In traditional variants of illumination devices for monitoring cameras according to the prior art, a parallel arrangement of the camera optics and the illumination device is common. In order to achieve effective illumination of the monitoring area or the monitoring space in front of the monitoring camera, the infrared-emitting diodes (IRED) or the light-emitting diodes (LED) are arranged either with the camera optics behind a cover panel or the diodes are situated separately arranged on the housing front. The direction of emission of such illumination devices is determined mostly by the emission angle of the diodes as a result of the arrangement of the infrared-emitting diodes or light-emitting diodes parallel to the camera optics.

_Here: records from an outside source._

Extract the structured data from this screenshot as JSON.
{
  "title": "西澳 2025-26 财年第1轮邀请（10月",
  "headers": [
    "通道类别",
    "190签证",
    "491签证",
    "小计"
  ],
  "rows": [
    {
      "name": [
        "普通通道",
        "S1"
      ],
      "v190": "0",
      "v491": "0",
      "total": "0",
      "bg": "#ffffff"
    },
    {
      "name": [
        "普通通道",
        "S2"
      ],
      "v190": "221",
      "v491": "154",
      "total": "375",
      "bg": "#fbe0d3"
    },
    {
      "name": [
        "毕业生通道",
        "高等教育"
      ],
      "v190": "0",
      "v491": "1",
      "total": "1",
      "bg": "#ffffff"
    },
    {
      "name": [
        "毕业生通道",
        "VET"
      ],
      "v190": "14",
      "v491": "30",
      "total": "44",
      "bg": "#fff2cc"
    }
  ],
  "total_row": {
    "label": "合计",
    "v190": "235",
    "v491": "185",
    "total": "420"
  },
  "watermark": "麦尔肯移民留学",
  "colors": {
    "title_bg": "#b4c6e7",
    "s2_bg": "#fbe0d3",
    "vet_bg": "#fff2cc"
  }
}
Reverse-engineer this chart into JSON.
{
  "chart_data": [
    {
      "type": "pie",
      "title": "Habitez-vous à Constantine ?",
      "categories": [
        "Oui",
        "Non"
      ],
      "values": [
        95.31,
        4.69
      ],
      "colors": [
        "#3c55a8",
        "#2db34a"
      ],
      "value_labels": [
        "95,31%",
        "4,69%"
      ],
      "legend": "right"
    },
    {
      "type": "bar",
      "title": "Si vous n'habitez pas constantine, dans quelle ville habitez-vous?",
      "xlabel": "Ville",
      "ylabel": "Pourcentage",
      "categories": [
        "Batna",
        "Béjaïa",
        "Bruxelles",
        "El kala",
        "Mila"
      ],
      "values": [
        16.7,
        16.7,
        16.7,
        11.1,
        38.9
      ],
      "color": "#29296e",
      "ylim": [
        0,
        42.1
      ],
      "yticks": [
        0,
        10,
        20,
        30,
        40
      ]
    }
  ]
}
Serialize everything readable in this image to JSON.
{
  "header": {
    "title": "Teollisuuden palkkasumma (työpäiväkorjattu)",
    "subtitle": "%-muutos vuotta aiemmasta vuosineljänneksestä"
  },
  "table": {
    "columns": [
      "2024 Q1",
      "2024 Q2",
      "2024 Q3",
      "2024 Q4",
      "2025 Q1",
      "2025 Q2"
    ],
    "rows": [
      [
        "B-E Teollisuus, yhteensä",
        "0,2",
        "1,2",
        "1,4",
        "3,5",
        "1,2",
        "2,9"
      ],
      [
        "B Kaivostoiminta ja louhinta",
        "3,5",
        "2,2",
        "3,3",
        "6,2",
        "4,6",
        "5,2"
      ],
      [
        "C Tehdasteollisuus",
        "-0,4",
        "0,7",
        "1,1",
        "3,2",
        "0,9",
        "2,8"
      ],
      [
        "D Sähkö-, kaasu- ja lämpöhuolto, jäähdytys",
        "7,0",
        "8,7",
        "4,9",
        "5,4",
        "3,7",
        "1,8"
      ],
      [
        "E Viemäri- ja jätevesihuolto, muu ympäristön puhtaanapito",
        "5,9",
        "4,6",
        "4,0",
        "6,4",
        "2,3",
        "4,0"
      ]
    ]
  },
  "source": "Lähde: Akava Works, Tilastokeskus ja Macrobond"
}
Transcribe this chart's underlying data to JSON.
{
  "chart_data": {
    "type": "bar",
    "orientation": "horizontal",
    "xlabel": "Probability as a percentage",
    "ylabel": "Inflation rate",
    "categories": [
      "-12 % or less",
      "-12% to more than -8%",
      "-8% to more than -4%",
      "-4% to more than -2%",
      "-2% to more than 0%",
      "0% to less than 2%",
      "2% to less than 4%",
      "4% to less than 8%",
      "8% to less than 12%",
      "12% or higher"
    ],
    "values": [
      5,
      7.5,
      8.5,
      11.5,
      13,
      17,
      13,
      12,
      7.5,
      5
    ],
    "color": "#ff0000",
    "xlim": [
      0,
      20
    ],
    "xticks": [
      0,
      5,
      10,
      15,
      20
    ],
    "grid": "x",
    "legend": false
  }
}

The already known variants of illumination devices often lead to overexposure of the image center of the image obtained with the monitoring camera, because the main radiation intensity of the diodes points in the direction of the camera optics and therefore to the center of the surveyed object. A higher contrast difference between image information in the image center and the edge regions of the image results from this, so that, for example, automatic evaluation of the image contents by appropriate image processing algorithms for image recognition, for recognition of access authorization and the like is hampered. In addition, security-relevant objects cannot be reliably identified precisely in the edge region of the image, because the image center is overexposed.